If you don't have the movie "Why Did I Get Married?," get it. There's a scene when a husband finally finds the b___s to end the squabbling between his ex and the wife. Another option you have is move out and take your mother with you; because the kids aren't going anywhere.
If I were your wife I'd file for divorce, keep the house, and collect my fair share of child support from my kids' biological father(s). You still love each other, but caring for your mother is driving a wedge between the two of you. It's not your wife's fault; it yours. Fix the problem.

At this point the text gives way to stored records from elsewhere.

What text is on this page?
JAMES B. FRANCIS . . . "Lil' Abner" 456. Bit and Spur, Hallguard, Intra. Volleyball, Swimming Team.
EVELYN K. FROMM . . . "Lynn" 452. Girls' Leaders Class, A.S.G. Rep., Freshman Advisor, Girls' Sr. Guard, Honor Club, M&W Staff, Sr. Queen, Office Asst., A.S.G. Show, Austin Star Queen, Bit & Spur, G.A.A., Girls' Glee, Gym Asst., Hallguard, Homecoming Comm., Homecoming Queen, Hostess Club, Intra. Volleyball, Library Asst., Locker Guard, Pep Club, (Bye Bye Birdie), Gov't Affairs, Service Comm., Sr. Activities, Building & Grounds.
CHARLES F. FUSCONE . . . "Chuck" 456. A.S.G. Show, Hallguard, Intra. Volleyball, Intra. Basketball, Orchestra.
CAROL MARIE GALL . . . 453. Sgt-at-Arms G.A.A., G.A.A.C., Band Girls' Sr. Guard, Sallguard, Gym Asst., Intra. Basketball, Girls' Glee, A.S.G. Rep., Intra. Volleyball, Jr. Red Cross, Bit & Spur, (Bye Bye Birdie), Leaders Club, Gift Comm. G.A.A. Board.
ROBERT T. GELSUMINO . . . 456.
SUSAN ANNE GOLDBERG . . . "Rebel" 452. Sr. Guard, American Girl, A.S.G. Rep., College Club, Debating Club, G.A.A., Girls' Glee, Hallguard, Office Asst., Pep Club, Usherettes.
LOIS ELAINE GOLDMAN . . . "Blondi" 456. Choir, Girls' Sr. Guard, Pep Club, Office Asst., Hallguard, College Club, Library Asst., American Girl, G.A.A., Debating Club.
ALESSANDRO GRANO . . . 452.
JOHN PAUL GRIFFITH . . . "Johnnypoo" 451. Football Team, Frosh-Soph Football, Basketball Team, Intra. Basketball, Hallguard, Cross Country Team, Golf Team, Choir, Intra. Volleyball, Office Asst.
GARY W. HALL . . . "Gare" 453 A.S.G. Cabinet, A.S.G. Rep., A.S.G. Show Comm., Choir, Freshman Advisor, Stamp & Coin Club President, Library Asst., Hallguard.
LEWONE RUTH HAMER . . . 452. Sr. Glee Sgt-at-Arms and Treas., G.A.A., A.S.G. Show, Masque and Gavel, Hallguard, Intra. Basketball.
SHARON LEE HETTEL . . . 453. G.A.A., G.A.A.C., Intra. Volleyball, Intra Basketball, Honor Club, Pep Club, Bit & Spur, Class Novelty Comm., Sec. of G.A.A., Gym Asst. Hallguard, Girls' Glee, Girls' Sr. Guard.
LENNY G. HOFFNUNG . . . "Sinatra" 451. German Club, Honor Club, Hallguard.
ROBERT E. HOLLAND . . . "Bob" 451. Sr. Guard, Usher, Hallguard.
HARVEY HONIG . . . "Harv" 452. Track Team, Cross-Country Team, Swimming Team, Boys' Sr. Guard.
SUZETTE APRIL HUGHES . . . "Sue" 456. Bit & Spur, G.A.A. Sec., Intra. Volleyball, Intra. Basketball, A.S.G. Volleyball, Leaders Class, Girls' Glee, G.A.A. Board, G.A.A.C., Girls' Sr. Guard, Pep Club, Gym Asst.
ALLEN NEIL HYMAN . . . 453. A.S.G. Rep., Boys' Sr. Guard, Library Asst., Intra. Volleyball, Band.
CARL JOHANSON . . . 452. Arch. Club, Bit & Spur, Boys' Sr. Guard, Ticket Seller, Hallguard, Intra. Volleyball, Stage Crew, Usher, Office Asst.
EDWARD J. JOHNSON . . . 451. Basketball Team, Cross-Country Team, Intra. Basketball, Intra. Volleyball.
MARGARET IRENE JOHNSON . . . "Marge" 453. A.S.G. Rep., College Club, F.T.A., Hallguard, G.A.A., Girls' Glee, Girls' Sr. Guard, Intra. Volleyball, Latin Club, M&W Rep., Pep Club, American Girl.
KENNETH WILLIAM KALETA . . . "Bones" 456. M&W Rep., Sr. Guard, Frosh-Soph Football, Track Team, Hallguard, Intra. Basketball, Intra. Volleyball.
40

You want to pick and choose from our comments. Perhaps you may see yourself differently, and that alone is a positive step. It's best not to focus on defending ourselves. Try to see yourself objectively. Not easy - especially when feeling immersed in problems. This site "cares" and it can be overwhelming if we listen with our ego and not our soul.
Remember your 'soul' is unhappy and needs tuning not your brain (ego). Our brains are only computers that store information that we put there. Change that information - and you can change your course.
Our only aim is to guide you since you were brave enough to reach out. Our collective hope is that You find relief and renewed direction. "Seek and ye shall find." That is God's promise to all of us!